Differential time-dependent volumetric and surface area changes and delayed induction of new permeation pathways in P. falciparum-infected hemoglobinopathic erythrocytes
Authors: Waldecker M, Dasanna AK, Lansche C, Linke M, Srismith S, Cyrklaff M, Sanchez CP, Schwarz US, Lanzer M
CellNetworks People: Lanzer Michael, Schwarz Ulrich
Journal: Cell Microbiol. 2016 Jul 23. doi: 10.1111/cmi.12650

During intraerythrocytic development, Plasmodium falciparum increases the ion permeability of the erythrocyte plasma membrane to an extent that jeopardizes the osmotic stability of the host cell. A previously formulated numeric model has suggested that the parasite prevents premature rupture of the host cell by consuming hemoglobin (Hb) in excess of its own anabolic needs. Here, we have tested the colloid-osmotic model on the grounds of time-resolved experimental measurements on cell surface area and volume. We have further verified whether the colloid-osmotic model can predict time-dependent volumetric changes when parasites are grown in erythrocytes containing the hemoglobin variants S or C. A good agreement between model-predicted and empirical data on both infected erythrocyte and intracellular parasite volume was found for parasitized HbAA and HbAC erythrocytes.
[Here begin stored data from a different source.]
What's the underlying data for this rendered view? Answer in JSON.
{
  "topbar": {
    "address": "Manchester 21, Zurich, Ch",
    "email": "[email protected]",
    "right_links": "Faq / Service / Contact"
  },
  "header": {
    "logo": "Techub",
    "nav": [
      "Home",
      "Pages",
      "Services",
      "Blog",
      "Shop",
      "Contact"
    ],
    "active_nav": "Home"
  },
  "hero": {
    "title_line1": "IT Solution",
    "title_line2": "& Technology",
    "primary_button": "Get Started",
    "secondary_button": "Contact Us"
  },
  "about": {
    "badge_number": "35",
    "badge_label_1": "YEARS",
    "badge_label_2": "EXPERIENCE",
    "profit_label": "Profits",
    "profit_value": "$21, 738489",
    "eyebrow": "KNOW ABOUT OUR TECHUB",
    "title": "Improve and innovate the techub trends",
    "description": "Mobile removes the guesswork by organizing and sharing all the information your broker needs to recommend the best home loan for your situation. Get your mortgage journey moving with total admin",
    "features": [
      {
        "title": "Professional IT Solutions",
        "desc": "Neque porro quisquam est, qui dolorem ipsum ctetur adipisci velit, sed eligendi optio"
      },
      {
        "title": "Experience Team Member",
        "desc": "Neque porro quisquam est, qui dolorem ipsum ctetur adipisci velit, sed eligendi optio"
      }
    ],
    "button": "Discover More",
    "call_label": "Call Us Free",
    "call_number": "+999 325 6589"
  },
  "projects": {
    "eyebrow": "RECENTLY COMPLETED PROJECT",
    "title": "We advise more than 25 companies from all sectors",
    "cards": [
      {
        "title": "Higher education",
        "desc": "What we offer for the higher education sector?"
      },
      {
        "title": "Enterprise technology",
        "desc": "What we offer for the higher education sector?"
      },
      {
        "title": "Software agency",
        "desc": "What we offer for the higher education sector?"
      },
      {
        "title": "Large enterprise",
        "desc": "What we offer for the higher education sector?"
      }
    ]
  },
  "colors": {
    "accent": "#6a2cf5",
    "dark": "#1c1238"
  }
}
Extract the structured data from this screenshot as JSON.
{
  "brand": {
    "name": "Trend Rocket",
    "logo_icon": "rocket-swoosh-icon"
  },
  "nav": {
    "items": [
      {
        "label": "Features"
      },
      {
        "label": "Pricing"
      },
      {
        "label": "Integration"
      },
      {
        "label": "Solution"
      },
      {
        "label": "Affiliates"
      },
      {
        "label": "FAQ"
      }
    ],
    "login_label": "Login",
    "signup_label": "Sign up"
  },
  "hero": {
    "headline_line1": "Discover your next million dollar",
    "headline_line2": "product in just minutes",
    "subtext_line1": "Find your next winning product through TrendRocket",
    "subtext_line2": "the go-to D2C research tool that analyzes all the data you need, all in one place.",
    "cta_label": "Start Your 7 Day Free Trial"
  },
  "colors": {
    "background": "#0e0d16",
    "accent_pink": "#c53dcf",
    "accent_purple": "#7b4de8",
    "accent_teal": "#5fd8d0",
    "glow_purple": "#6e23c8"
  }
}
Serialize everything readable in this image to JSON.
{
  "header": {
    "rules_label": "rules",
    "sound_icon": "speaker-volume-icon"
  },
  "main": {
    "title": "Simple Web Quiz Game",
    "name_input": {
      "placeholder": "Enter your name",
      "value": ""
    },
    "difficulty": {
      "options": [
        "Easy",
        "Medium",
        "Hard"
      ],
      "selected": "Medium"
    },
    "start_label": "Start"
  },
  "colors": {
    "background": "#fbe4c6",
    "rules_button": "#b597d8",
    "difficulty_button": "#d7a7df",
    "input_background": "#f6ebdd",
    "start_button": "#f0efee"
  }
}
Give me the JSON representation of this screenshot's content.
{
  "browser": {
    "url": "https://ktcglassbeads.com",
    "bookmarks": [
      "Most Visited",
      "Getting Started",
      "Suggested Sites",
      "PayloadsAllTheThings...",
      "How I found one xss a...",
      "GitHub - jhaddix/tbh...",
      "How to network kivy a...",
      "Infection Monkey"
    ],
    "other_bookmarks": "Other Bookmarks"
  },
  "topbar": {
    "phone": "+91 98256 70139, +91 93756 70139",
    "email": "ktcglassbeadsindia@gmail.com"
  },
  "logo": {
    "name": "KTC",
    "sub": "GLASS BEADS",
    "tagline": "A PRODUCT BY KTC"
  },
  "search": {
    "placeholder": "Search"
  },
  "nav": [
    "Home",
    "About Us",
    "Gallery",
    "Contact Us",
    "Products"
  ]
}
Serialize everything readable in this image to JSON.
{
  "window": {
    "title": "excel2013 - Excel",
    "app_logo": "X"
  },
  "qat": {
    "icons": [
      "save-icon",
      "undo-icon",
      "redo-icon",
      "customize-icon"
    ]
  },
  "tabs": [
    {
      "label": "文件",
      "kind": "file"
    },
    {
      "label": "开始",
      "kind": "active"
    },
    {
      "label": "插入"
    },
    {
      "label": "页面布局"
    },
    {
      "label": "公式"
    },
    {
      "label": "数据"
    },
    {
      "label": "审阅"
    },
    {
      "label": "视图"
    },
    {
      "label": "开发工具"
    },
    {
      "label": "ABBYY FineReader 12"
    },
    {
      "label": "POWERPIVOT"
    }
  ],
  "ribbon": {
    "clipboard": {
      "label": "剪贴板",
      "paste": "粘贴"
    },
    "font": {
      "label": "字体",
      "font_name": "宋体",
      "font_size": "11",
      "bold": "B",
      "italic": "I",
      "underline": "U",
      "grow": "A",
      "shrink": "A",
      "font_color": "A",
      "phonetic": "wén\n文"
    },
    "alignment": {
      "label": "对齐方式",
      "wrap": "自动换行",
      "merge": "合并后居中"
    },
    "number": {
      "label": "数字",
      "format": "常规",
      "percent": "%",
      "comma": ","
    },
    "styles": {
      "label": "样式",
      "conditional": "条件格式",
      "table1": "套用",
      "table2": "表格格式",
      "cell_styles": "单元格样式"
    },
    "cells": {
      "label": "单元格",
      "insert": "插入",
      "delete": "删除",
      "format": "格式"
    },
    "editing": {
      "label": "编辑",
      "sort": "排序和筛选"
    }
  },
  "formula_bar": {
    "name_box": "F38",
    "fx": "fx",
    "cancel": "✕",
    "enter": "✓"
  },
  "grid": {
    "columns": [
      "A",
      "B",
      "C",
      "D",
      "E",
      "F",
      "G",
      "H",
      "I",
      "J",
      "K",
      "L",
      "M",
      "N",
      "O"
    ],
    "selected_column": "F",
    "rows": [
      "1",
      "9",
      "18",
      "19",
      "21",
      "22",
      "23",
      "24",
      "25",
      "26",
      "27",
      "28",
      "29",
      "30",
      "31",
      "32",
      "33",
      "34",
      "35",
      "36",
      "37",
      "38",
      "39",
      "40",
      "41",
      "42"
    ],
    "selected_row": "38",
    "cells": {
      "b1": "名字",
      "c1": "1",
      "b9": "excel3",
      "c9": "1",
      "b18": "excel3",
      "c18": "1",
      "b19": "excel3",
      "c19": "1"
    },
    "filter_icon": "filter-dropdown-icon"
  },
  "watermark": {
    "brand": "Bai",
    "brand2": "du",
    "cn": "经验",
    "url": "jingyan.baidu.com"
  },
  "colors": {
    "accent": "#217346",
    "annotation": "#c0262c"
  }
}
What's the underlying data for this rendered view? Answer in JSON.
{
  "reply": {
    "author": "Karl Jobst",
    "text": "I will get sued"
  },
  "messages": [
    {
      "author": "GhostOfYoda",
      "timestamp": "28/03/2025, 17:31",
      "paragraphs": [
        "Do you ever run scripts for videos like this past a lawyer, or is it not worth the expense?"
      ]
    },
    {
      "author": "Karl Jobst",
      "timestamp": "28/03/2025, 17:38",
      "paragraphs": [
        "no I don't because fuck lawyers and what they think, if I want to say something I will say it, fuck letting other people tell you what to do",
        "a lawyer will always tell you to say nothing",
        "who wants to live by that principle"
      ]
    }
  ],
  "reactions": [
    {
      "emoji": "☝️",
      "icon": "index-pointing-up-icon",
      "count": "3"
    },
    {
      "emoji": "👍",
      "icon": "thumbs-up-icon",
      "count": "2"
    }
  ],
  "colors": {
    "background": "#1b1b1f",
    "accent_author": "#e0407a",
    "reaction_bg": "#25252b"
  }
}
However, a delayed induction of the new permeation pathways needed to be taken into consideration for the latter case. For parasitized HbAS erythrocyte, volumes diverged from model predictions, and infected erythrocytes showed excessive vesiculation during the replication cycle. We conclude that the colloid-osmotic model provides a plausible and experimentally supported explanation of the volume expansion and osmotic stability of P. falciparum-infected erythrocytes. The contribution of vesiculation to the malaria-protective function of hemoglobin S is discussed.